There is no more romantic background to any portion of the country than that of the California area of which Buena Park is a part. Its development has consisted of four eras which can be likened to four types of waves: a ripple, a gentle swell, a whitecapped roller and a tidal wave.

The ripple began in 1769 when Spain began the colonization of California, particularly the 1784 grant of land to Manuel Nieto near the center of which Buena Park is located. This was the era referred to as the "indolent grandeur" of the dons and their ladies in this semi-tropical land where wealth was measured in cattle.

The gentle swell came with the railroads when in 1887 James A. Whitaker recorded his 690 acres as the townsite of "Buena Park" and the "Whitaker Addition." Unlike the recorded towns of Savanna and Centralia that never began, Buena Park lying between the two had a population of 995 persons thirteen years later in the federal census of 1900.

The whitecapped roller began after World War One and the 1920 move of the movie colony to Hollywood advertised the marvelous climate. As people came, Buena Park installed city type water and sewer systems in a two and one-half square mile area that in the 1950 federal census contained 5483 persons.

The tidal wave began in 1953 when that two and one-half square miles incorporated as the City of Buena Park. The expansion began immediately, leading to its present ten square miles of area, its nearly 70,000 population, and its position as a commercial and industrial center. That, accomplished in its few brief years, is a dramatic romance in itself equalling any in the country.

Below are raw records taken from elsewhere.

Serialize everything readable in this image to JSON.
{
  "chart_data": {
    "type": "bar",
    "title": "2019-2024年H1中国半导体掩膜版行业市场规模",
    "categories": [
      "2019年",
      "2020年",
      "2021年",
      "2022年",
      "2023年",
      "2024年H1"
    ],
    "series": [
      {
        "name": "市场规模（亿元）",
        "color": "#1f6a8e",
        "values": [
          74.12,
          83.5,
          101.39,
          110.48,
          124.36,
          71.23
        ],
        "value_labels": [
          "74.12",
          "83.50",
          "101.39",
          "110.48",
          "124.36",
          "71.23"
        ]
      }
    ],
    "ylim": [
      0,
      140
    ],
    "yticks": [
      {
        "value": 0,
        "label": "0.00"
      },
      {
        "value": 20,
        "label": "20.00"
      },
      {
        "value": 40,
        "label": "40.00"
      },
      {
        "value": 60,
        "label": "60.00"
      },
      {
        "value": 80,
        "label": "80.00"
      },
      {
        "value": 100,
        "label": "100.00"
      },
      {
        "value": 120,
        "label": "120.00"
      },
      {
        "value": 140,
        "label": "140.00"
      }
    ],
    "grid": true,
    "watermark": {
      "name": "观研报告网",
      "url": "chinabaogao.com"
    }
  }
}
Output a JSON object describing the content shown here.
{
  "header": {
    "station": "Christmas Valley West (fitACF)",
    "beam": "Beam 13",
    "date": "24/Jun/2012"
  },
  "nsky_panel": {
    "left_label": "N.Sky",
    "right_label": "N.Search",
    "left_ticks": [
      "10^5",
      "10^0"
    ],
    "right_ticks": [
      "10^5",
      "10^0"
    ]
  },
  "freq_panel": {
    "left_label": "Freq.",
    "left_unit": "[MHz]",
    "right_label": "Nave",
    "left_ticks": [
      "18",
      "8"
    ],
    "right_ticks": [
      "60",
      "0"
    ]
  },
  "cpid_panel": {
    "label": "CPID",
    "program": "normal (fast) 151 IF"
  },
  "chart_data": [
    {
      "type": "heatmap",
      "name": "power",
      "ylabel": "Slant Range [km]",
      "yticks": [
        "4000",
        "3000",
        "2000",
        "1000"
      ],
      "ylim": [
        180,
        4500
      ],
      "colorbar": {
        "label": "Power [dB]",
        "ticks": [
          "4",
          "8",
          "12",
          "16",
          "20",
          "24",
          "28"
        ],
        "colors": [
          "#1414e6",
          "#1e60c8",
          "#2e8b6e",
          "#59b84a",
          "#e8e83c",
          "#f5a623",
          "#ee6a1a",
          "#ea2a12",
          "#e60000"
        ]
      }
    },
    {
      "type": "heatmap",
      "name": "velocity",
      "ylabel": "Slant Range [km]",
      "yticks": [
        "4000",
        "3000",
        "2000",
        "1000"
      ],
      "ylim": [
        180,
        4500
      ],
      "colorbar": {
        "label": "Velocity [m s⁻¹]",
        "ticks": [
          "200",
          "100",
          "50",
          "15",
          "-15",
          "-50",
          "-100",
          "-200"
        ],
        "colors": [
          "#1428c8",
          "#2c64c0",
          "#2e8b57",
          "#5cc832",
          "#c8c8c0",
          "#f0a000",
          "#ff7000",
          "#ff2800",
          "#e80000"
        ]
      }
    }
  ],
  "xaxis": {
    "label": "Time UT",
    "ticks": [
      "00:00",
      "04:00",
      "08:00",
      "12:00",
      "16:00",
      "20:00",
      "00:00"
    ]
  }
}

Ninety percent of the present population can have seen only the era of the tidal wave, and only portions of that, for they were a part of it and now live in it. Very few of these new citizens have any knowledge of those earlier, romantic eras. It is for those, and for the ones who are still joining them in this still expanding era, that this story in pictures is presented. It is hoped it will help to create the full realization among all citizens of the marvelous heritage of the people of Buena Park.